Obscurity4340: Cant you, like, ask or instruct it to create a bibliography with the citations or at least put the source of any quotes next to it for reviewing purposes?
maxrmk: Ironic coming from the Guardian. One of their journalists consistently publishes ai slop and the paper is in denial about it.https://x.com/maxwelltani/status/2023089526445371777?s=46
zarzavat: It doesn't seem AI generated to me. Are we at the point where you have to write in a particularly outrageous style in order to not be accused of using AI?
camillomiller: I have witnessed in person what LLMs have done to the mind of seemingly intelligent people. It’s a disaster.
cinntaile: Don't leave us hanging. What happened?
camillomiller: A CTO sent me a message that opened with:“Here’s a friendly message that will perfectly convey what you want to say”.A double PhD friend says she has to talk to chatGPT for all sort of advice and can’t feel safe not doing it, “because you know I’m single and don’t have a companion to spitball my ideas”. She let chatGPT decide which way to take to get to a certain island, and she got stranded because the suggested service didn’t exist.I have more examples. It’s a fucking mind virus.
sigseg1v: How is the getting stranded example different than asking on a travel forum how to get somewhere, and an active and well intentioned user that isn't familiar with your area of travel answers, gives you wrong instructions, and you get lost?
philipp-gayret: This is either ChatGPT or the one journalist who influenced all of ChatGPT's writing style.
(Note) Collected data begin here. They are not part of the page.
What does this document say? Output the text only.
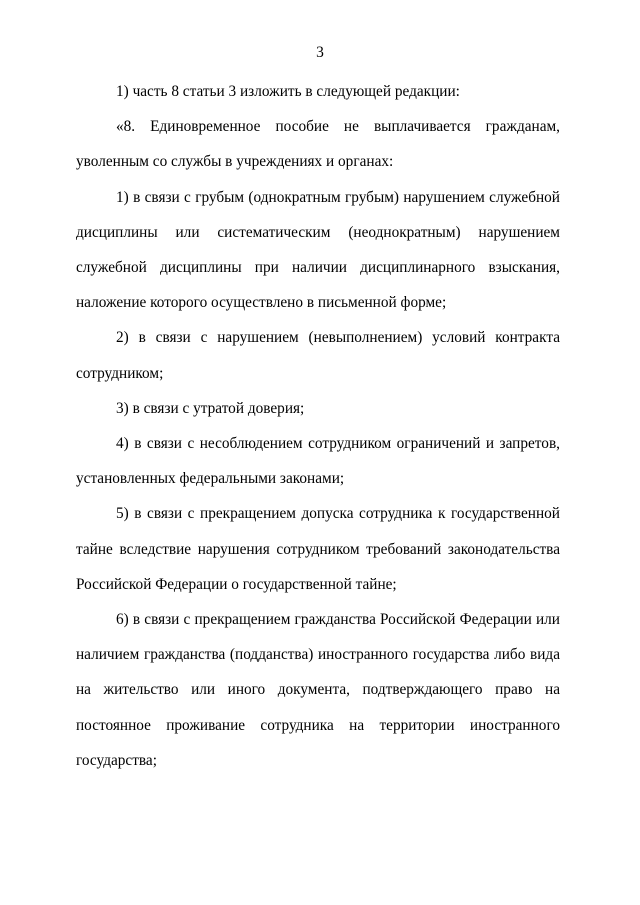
3

1) часть 8 статьи 3 изложить в следующей редакции:

«8. Единовременное пособие не выплачивается гражданам, уволенным со службы в учреждениях и органах:

1) в связи с грубым (однократным грубым) нарушением служебной дисциплины или систематическим (неоднократным) нарушением служебной дисциплины при наличии дисциплинарного взыскания, наложение которого осуществлено в письменной форме;

2) в связи с нарушением (невыполнением) условий контракта сотрудником;

3) в связи с утратой доверия;

4) в связи с несоблюдением сотрудником ограничений и запретов, установленных федеральными законами;

5) в связи с прекращением допуска сотрудника к государственной тайне вследствие нарушения сотрудником требований законодательства Российской Федерации о государственной тайне;

6) в связи с прекращением гражданства Российской Федерации или наличием гражданства (подданства) иностранного государства либо вида на жительство или иного документа, подтверждающего право на постоянное проживание сотрудника на территории иностранного государства;
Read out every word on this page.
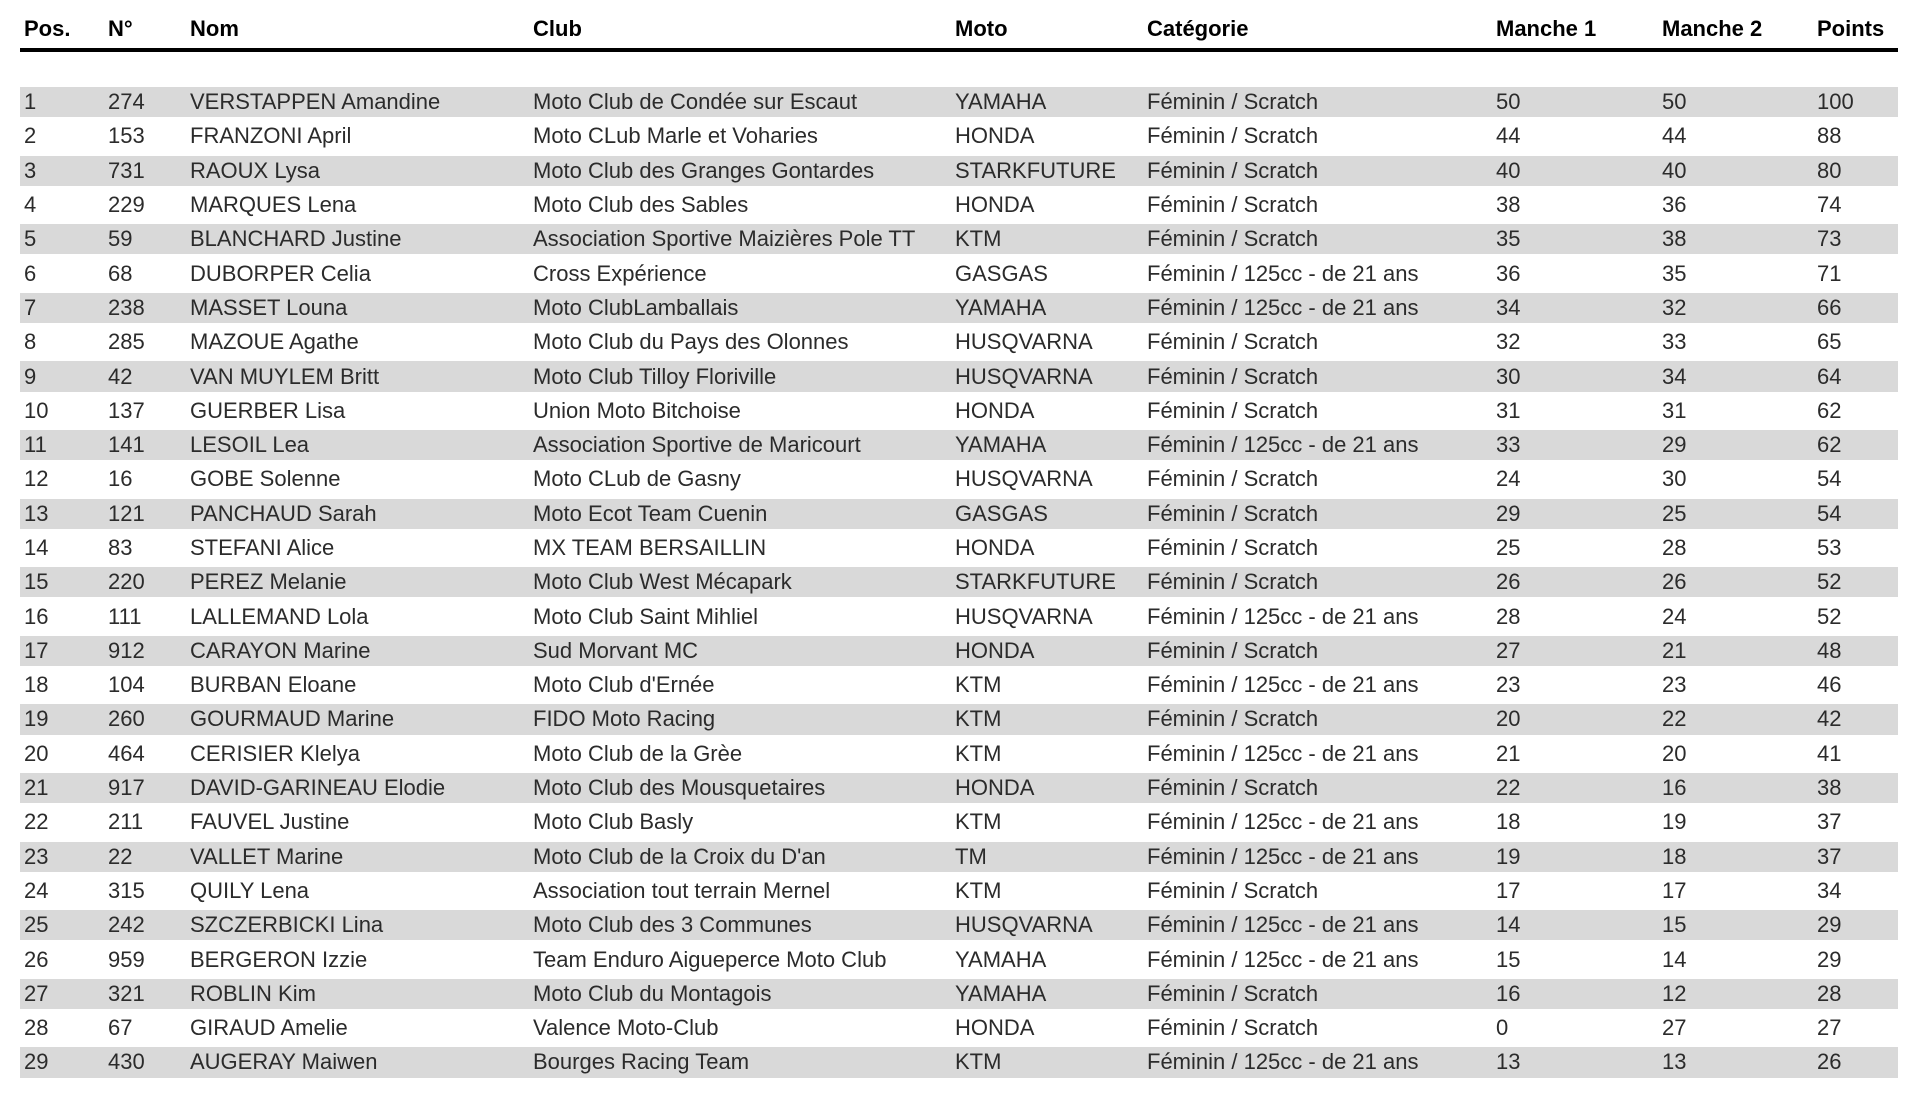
Pos.	N°	Nom	Club	Moto	Catégorie	Manche 1	Manche 2	Points
1	274	VERSTAPPEN Amandine	Moto Club de Condée sur Escaut	YAMAHA	Féminin / Scratch	50	50	100
2	153	FRANZONI April	Moto CLub Marle et Voharies	HONDA	Féminin / Scratch	44	44	88
3	731	RAOUX Lysa	Moto Club des Granges Gontardes	STARKFUTURE	Féminin / Scratch	40	40	80
4	229	MARQUES Lena	Moto Club des Sables	HONDA	Féminin / Scratch	38	36	74
5	59	BLANCHARD Justine	Association Sportive Maizières Pole TT	KTM	Féminin / Scratch	35	38	73
6	68	DUBORPER Celia	Cross Expérience	GASGAS	Féminin / 125cc - de 21 ans	36	35	71
7	238	MASSET Louna	Moto ClubLamballais	YAMAHA	Féminin / 125cc - de 21 ans	34	32	66
8	285	MAZOUE Agathe	Moto Club du Pays des Olonnes	HUSQVARNA	Féminin / Scratch	32	33	65
9	42	VAN MUYLEM Britt	Moto Club Tilloy Floriville	HUSQVARNA	Féminin / Scratch	30	34	64
10	137	GUERBER Lisa	Union Moto Bitchoise	HONDA	Féminin / Scratch	31	31	62
11	141	LESOIL Lea	Association Sportive de Maricourt	YAMAHA	Féminin / 125cc - de 21 ans	33	29	62
12	16	GOBE Solenne	Moto CLub de Gasny	HUSQVARNA	Féminin / Scratch	24	30	54
13	121	PANCHAUD Sarah	Moto Ecot Team Cuenin	GASGAS	Féminin / Scratch	29	25	54
14	83	STEFANI Alice	MX TEAM BERSAILLIN	HONDA	Féminin / Scratch	25	28	53
15	220	PEREZ Melanie	Moto Club West Mécapark	STARKFUTURE	Féminin / Scratch	26	26	52
16	111	LALLEMAND Lola	Moto Club Saint Mihliel	HUSQVARNA	Féminin / 125cc - de 21 ans	28	24	52
17	912	CARAYON Marine	Sud Morvant MC	HONDA	Féminin / Scratch	27	21	48
18	104	BURBAN Eloane	Moto Club d'Ernée	KTM	Féminin / 125cc - de 21 ans	23	23	46
19	260	GOURMAUD Marine	FIDO Moto Racing	KTM	Féminin / Scratch	20	22	42
20	464	CERISIER Klelya	Moto Club de la Grèe	KTM	Féminin / 125cc - de 21 ans	21	20	41
21	917	DAVID-GARINEAU Elodie	Moto Club des Mousquetaires	HONDA	Féminin / Scratch	22	16	38
22	211	FAUVEL Justine	Moto Club Basly	KTM	Féminin / 125cc - de 21 ans	18	19	37
23	22	VALLET Marine	Moto Club de la Croix du D'an	TM	Féminin / 125cc - de 21 ans	19	18	37
24	315	QUILY Lena	Association tout terrain Mernel	KTM	Féminin / Scratch	17	17	34
25	242	SZCZERBICKI Lina	Moto Club des 3 Communes	HUSQVARNA	Féminin / 125cc - de 21 ans	14	15	29
26	959	BERGERON Izzie	Team Enduro Aigueperce Moto Club	YAMAHA	Féminin / 125cc - de 21 ans	15	14	29
27	321	ROBLIN Kim	Moto Club du Montagois	YAMAHA	Féminin / Scratch	16	12	28
28	67	GIRAUD Amelie	Valence Moto-Club	HONDA	Féminin / Scratch	0	27	27
29	430	AUGERAY Maiwen	Bourges Racing Team	KTM	Féminin / 125cc - de 21 ans	13	13	26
gruez: If you look at the replies[1] to that tweet, many commenters point out his style was entirely different prior to chatgpt.[1] https://xcancel.com/maxwelltani/status/2023089526445371777?
philipp-gayret: I was giving this the benefit of the doubt as well and was just looking at his older writings that have a little "This article is more than 5 years old" banner above it. Looks totally different indeed.
shahbaby: > That was not just careless – it was wronglol
crop_rotation: HN is full of people saying ABCD should know better and honestly I thought the same, but when I look at almost all of my friends working in critical domains like as a judge or engineer or lawyer or even doctor, they seem to trust ChatGPT more or less blindly. People get defensive when I point out out to them that ChatGPT will make things up and it is widely know, and some even tell me it is the fault of "tech people" for not fixing it and they can't be expected to double check every chatgpt conversation. So I am very sure this problem is more prevalent than what we see and also that it is going to continue increasing.
andrewflnr: Your friends should know better. That their behavior is prevalent does not contradict that.
joe_mamba: >but when I look at almost all of my friends working in critical domains like as a judge or engineer or lawyer or even doctor, they seem to trust ChatGPT more or less blindlyThat's why I lost trust and faith in people who end up in positions of doctor, lawyer or judge. When I was young I used to think they must be the smartest most high-IQ people in the world, having read the most books and have the highest levels of critical thinking and debate skills ever. When in fact they were only good at memorizing and regurgitating the right information required to pass the exam that gave them that prestigious title. It's a miracle society functions at all.
doctorpangloss: on the flip side, so much chatgpt usage, full of flaws, doesn't seem to really matter in various "critical domains." you can't generalize "critical."
the_biot: His non-apology apology even follows a familiar pattern: I wrote it myself but just used AI for some help, and it inserted false quotes! Bad tech! But I have now learned my lesson!Very similar to what a rector recently wrote when she got busted giving an AI-generated speech in her inaugural speech in her new university job.None of it is true, of course. These people are just sorry they got caught.